Benim beyin yanıyor. Açım abi yani etrafta da başka yer yok. Birde övdü az önceki abi. Neyse devam ediyoruz hemen 100 metre ilerde petrolde durup su, soda alıyoruz ve Murat abiyi bekliyoruz. Benzinliktekiler ile sohbet ederken yine yeme içme sorduğumuzda az önceki yeri övüyorlar. Osman abinin direnç kırılıyor ve, “hadi gidelim bari” diyor. Geri dönüp köftecinin önüne bisikletleri parkediyoruz. Hemen köftecinin yanındaki markete gidiyoruz bir bakıyoruz ki Murat abi gelmiş, ayakkabıları çıkartıp uzatmış ayaklarını dondurma yiyor 🙂
Hemen onuda alıp köfteciye dalıyoruz ve bir güzel karnımızı doyuruyoruz. Dükkanın ismi “Sam Et Izgara” tavsiye ederim. Köftesi harika. Yemekten sonra bakkalın önünde elimi yıkarken bir kamyonet duruyor. Kamyonetin arkasında 5-6 tane kız oturuyor.

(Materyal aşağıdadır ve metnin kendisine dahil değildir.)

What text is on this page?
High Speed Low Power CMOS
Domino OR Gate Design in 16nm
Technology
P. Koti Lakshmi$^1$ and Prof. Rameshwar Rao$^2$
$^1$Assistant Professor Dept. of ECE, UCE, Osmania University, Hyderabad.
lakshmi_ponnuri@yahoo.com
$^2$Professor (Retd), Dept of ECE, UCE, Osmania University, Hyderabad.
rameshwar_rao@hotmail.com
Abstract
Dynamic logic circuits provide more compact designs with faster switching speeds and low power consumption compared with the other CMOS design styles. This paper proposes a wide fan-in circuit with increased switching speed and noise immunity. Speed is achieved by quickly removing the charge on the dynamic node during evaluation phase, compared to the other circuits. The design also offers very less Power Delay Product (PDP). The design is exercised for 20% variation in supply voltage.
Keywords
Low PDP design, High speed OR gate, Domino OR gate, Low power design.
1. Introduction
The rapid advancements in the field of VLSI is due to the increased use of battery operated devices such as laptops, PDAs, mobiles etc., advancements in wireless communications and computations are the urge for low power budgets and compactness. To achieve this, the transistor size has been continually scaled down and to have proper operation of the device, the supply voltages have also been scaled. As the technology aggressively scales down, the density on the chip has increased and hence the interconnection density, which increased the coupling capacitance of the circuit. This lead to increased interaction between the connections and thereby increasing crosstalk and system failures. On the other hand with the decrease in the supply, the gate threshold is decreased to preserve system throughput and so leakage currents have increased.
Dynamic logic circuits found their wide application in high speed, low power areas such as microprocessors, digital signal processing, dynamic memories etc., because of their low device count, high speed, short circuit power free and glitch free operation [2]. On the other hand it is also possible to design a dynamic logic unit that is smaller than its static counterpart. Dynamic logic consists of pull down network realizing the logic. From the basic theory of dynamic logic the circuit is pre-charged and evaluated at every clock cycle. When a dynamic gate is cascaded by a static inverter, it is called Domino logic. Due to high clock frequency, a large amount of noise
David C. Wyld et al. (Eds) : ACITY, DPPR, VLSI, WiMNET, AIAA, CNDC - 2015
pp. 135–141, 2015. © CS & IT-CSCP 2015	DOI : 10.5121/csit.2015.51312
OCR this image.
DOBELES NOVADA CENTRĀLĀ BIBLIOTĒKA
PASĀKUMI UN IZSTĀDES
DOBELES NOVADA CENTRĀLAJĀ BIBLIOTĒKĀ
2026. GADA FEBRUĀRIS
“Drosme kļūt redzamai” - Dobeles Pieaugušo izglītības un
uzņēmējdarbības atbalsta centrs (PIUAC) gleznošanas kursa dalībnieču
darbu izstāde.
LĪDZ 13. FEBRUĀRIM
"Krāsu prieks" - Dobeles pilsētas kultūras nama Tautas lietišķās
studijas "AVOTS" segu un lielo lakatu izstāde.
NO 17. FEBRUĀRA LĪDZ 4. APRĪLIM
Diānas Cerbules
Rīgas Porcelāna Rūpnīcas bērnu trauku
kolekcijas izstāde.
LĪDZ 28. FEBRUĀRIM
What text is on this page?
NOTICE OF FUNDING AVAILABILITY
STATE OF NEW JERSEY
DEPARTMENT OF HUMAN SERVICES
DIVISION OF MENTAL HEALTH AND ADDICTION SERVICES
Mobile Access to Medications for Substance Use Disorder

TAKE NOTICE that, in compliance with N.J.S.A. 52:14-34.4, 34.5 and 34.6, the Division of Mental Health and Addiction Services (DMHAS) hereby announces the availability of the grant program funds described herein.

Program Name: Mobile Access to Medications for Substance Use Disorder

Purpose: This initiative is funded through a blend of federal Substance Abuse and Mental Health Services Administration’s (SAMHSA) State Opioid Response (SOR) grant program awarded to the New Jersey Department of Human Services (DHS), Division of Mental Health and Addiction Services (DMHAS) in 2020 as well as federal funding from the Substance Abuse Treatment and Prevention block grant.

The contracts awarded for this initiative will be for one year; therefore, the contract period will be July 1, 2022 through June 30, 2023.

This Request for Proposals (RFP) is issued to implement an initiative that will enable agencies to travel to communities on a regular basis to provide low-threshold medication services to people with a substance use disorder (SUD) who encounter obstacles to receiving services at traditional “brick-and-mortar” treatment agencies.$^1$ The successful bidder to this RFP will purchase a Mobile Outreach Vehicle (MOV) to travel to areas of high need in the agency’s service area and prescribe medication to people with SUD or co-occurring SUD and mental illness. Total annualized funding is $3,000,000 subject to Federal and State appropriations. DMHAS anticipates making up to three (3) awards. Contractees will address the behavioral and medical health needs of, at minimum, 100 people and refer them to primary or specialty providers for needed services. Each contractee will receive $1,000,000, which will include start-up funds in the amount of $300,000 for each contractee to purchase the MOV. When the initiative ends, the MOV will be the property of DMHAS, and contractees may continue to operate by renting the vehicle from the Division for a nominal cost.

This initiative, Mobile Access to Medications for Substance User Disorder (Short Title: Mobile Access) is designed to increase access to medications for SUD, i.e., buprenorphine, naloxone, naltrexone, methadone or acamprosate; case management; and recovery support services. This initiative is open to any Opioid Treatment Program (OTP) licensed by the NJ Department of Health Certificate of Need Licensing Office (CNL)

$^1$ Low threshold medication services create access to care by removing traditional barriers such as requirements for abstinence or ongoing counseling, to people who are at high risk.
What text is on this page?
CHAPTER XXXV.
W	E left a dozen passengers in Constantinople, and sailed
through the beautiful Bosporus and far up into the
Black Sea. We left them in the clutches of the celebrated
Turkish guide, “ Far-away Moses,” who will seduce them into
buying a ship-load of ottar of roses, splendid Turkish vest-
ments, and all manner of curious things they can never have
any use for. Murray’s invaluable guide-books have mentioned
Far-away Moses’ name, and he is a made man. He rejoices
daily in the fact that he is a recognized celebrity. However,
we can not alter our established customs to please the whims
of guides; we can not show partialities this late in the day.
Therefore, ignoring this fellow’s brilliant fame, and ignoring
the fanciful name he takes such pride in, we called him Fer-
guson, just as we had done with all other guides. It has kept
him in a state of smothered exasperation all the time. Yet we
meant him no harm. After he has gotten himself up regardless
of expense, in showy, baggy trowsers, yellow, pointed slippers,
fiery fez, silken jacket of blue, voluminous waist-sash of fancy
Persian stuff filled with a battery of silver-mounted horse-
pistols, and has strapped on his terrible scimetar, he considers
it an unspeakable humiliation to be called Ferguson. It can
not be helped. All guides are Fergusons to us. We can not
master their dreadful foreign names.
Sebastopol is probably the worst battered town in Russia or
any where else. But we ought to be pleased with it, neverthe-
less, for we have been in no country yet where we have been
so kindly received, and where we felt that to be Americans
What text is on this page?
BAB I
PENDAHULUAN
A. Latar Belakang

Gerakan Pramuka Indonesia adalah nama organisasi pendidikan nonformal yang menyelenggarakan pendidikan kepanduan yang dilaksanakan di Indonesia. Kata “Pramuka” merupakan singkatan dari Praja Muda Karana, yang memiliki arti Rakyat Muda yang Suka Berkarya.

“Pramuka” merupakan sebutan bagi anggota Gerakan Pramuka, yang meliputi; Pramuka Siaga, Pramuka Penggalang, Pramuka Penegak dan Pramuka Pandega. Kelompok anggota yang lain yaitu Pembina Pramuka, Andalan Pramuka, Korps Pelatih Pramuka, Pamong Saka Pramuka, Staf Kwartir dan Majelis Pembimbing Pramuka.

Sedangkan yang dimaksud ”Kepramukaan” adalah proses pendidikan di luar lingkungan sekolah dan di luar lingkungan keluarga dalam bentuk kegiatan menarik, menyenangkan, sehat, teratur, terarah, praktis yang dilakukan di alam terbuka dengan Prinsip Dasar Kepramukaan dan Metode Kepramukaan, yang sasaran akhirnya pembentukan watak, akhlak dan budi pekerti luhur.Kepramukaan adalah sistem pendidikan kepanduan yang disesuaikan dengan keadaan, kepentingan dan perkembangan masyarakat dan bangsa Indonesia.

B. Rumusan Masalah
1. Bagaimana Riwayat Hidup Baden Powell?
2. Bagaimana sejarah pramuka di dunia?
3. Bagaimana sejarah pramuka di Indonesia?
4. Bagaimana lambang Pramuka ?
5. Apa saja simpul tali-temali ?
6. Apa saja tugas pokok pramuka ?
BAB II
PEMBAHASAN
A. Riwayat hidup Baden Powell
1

Belli ki tarlada çalışıyorlar. Şöför mahaline bir bakıyorum şöförde genç bir bayan. Öyle bir bakıyor ki bana vallahi tam 12 den vuruyor beni. O an hissettiklerim aynen şöyle idi.
-” Gözlerinde cesaret, özgüven, iş bitirici, azim vardı. nasıl desem, hani selvi boylum al yazmalımda ki Türkan Şoray gibiydi. Hırçın, güçlü. Sadece bir an göz göze geldik ama bana çok daha uzun gelmişti. Biraz durdu sonra gaza basıp gitti ve bende arkasından baka kaldım”
Toparlanıp bastık yine pedala. Buradan sonra yol iyice daralıp tek şeride düşüyor. Sağımız solumuz tarla idi bir ara yolda bozuldu, ayrıca kamyonlar falan geçiyordu. Üstüne üstük karşıdan esen rüzgarda cabası. Osman abiye ısrarla söylememe rağmen bir türlü rüzgar boşluğundan faydalanarak süremedik. Bir an önce bitsin diye söylenerek geçtim bu yolu. Buradan kurtulup rahatlıyoruz ama rüzgar bizi bırakmıyor. Bir dondurma molası daha verdikten sonra devam ediyoruz. İznik girişinde rüzgar iyice kuvvetleniyor, şansımıza bir traktör yakalayıp peşine takılıyoruz. 2 km kadar böyle gittikten sonra nihayet İznik merkeze varıyoruz.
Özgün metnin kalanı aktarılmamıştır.